1785 heiratete Johann Friedrich Unger seine Verlobte Helene Friederike von Rothenburg[2]. Seine Frau war bereits seit Beginn der 1780er Jahren publizistisch tätig und 1784 mit dem Roman "Julchen Grünthal" weithin berühmt geworden. Auch nach der Eheschließung folgten regelmäßig weitere Veröffentlichungen im Verlag Ungers (siehe Verzeichnis der Publikationen). Zudem übersetzte Helene Friederike Werke aus der französischen und englischen Sprache, darunter etliche Schriften Rousseaus.

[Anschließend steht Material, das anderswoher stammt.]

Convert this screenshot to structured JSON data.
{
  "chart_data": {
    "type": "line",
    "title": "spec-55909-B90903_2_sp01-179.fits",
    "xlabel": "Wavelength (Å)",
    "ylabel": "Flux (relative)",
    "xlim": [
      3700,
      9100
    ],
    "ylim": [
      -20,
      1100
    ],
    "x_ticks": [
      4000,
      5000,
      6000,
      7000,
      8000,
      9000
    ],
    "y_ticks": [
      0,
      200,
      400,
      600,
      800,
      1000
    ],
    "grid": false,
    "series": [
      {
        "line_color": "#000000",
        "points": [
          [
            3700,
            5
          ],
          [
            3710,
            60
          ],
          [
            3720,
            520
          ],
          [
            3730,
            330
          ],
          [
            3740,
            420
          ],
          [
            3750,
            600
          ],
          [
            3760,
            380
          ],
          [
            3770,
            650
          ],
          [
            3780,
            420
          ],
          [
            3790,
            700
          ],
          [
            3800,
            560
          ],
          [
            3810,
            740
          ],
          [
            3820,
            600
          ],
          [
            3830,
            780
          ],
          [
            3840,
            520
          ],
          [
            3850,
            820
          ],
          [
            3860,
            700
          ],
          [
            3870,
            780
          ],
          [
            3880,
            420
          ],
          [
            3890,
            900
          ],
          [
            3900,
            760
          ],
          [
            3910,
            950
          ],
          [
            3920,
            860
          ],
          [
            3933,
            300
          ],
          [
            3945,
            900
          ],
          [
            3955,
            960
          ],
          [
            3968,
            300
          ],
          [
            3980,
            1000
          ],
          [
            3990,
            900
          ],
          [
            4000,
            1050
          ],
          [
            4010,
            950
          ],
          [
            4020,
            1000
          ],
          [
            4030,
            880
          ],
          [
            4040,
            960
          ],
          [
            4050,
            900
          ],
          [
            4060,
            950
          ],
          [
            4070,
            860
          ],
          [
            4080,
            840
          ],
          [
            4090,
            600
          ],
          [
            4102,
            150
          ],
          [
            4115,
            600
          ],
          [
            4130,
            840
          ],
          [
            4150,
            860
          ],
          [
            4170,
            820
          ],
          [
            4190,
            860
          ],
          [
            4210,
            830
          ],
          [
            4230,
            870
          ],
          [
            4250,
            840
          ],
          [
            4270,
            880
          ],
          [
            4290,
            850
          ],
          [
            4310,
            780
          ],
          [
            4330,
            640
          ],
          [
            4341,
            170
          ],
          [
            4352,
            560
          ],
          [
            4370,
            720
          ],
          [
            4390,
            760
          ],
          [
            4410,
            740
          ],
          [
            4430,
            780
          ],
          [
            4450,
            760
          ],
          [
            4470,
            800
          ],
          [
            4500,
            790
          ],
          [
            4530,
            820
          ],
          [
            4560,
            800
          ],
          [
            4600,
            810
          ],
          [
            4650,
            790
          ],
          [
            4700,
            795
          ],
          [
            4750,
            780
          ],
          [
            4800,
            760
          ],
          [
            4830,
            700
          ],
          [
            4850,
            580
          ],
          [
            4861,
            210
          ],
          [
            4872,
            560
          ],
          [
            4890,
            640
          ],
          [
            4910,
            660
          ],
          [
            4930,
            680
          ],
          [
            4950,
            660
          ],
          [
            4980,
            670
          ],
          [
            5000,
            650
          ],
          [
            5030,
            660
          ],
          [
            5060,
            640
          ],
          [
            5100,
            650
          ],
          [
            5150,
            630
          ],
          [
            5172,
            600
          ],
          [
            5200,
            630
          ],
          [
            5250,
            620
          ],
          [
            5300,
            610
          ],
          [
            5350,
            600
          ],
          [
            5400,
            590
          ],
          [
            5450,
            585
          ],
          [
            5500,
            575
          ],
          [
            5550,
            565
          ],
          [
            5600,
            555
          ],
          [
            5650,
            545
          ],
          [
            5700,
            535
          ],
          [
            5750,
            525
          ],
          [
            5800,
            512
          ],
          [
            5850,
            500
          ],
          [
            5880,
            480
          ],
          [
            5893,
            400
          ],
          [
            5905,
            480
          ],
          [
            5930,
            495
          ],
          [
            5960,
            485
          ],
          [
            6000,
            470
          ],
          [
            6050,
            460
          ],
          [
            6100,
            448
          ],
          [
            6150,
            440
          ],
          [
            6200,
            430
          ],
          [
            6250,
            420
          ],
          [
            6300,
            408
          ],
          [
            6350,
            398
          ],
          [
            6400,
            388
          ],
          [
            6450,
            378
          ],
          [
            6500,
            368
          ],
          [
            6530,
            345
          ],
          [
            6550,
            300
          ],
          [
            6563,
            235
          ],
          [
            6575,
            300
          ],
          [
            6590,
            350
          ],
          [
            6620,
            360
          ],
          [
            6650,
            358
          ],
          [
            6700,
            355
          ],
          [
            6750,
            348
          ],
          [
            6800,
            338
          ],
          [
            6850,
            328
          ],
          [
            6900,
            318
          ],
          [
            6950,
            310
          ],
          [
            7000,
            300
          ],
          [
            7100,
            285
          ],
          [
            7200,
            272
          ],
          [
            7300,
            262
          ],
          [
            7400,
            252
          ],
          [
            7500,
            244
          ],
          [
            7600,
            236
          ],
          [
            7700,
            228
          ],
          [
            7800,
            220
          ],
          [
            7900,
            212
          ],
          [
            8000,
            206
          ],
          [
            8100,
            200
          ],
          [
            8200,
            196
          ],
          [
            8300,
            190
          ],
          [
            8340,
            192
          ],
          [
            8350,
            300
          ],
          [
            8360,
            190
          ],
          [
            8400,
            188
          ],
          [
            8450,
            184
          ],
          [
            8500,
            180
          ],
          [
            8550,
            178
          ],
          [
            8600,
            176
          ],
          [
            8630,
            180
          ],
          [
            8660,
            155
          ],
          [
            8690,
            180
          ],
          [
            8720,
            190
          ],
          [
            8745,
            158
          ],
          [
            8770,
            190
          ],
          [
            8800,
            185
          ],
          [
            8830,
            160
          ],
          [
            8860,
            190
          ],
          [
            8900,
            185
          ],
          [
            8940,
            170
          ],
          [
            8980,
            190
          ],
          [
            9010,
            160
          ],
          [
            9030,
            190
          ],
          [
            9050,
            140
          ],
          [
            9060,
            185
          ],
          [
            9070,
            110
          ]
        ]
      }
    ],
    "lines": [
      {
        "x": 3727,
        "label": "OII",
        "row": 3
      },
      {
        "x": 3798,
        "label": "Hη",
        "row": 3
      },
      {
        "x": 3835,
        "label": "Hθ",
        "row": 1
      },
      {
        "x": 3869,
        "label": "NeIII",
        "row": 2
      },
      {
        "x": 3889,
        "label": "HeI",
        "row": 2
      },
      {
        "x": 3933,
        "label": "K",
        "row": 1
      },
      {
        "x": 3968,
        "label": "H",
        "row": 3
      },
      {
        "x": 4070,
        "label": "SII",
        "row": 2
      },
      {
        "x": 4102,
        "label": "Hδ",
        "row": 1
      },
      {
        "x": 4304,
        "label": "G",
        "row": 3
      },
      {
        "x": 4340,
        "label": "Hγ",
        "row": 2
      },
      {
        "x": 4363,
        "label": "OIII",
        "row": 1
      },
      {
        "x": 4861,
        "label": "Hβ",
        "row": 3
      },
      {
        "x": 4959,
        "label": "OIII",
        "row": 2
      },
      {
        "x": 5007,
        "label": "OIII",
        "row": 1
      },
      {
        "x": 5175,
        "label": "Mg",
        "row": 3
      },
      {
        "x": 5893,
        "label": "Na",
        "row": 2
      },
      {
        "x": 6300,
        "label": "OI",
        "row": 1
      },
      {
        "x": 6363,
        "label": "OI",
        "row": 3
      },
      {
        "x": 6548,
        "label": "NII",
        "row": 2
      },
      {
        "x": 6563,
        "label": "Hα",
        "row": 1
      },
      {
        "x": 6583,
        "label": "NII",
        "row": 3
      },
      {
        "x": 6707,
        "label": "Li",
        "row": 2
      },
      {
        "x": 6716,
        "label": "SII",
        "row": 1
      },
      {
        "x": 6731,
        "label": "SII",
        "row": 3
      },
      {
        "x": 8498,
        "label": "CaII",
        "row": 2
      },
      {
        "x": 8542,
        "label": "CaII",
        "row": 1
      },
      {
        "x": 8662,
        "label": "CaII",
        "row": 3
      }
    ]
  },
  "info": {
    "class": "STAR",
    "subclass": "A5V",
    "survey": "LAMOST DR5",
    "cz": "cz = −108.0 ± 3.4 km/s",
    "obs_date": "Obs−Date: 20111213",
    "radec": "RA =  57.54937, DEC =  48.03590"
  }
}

1788 begann eine langandauernde Verbindung Ungers mit der Akademie der Wissenschaften. Mit der Verleihung der Stellung eines Akademischen Buchhändlers wurde er für den Verlag der akademischen Schriften verantwortlich. 1894 pachtete Unger zudem das Privileg der Akademie zur Herstellung und zum Vertrieb sämtlicher Kalender der preußischen Staaten. Bereits zwei Jahre später führte dieser Kalenderverlag zu einer scharfen Auseinandersetzung mit der preußischen Zensur. Unger hatte in bestimmten Kalendern zusätzlich zum herkömmlichen Kalendarium den neuen französischen Revolutionskalender abgedruckt. Das führte zum Verbot und zur Einziehung der entsprechenden Exemplare. Unger führte daraufhin als Begründung an, daß es für Personen, die in regelmäßigem Kontakt mit Frankreich stehen, wie z. B. Kaufleute, unerläßlich sei, einen französischen Kalender zur Hand zu haben. Nach längeren Verhandlungen durfte das umstrittene Kalendarium in geringer Auflage wieder gedruckt werden.

Die Arbeiten auf dem Gebiet des Holzschnitts führten dazu, daß Unger 1790 Mitglied der Akademie der Künste wurde, bald darauf in den Senat dieser Institution eintrat und 1800 die speziell für ihn geschaffene Professur für Holzschneidekunst übertragen bekam.

Seit seiner Hochzeit hatte das Ehepaar Unger in der Brüderstraße, Ecke An der Stechbahn, im "Devrientschen Haus" gewohnt und dort auch die Firma geführt. Dieses Domizil war mit den Jahren zu klein geworden, so daß die Ungers 1789 das Haus Jägerstraße 43, das zuvor die Königliche Lotteriedirektion beherbergt hatte, kauften. Später kam ein Sommerhaus am Rande des Tiergartens hinzu, in dem von Zeit zu Zeit Musikabende stattfanden.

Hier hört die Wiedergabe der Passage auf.